Mother Theodore accepted whatever came along in the work to which she was called and carried through, come rain, come shine, in the strength of her intimate reliance on God. Through all her trials, she maintained a serenity which could be explained only by heroic faith, hope and charity. . Her final illness began in Holy Week 1856 and she bore her cross joyfully till her death in May that year.

Mother Theodore, inspire us with a total reliance on God.

(Source: Internet – various.)

Saint2Saint Pelagia, the Penitent

Saint Pelagia was a hermit whose dates of birth and death are unknown. The legend around this saint is that she was a dissolute actress in Antioch who was so touched by the eloquent preaching of Bishop St Nonnus of Edessa (d.c. 458)  that she received baptism at his hand.

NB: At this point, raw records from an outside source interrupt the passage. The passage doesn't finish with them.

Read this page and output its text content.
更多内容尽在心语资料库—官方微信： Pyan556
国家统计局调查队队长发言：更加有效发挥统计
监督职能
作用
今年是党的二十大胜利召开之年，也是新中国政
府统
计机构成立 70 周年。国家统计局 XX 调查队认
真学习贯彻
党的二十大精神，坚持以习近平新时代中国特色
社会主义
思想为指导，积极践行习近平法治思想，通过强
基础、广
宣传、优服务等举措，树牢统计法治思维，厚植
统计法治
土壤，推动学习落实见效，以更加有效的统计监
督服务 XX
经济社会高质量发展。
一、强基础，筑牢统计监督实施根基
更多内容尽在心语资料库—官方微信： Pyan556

Filled with remorse for her dissolute life, she then gave away her wealth and departed Antioch dressed in men’s clothing. Posing as a man, she became a hermit in a cave on the Mount of Olives near Jerusalem. Here she practised rigorous asceticism and became known as the “beardless monk”.

Her gender was not discovered until after her death.

Saint Pelagia, open our eyes to the passing nature of material possessions.

(Encyclopedia of the Saints, Matthew, Margaret & Stephen Bunson.1998 Our Sunday Visitor Publishing, Indiana)

Saint3Saint Wilfrid (634-709)

Born in Northumberland in 634, Wilfrid was educated at Lindesfarne and spent some time in Lyons and Rome. Returning to England, he was elected abbot of Ripon in 658 and helped bring the discipline of the English Church into line with that of Rome. In 664, he was the architect of the definitive victory of the Roman party at the Conference of Whitby.

Appointed Bishop of York, he laboured zealously and founded many monasteries of the Benedictine Order. Conflict with the Archbishop of Canterbury forced him twice into exile, and he worked hard and long to evangelise the heathen south Saxons until being vindicated by Rome. In 703, he resigned his see and retired to his monastery at Ripon, living in prayer and ascetic practices until his death in 709.

Saint Wilfrid was an outstanding personage of his day, extremely capable and possessed of unbounded courage, remaining firm in his convictions despite running afoul of civil and ecclesiastical authorities. He was also a dedicated pastor and a zealous and skilled missionary.

Saint Wilfrid, obtain for us the grace to remain true to our faith in all circumstances.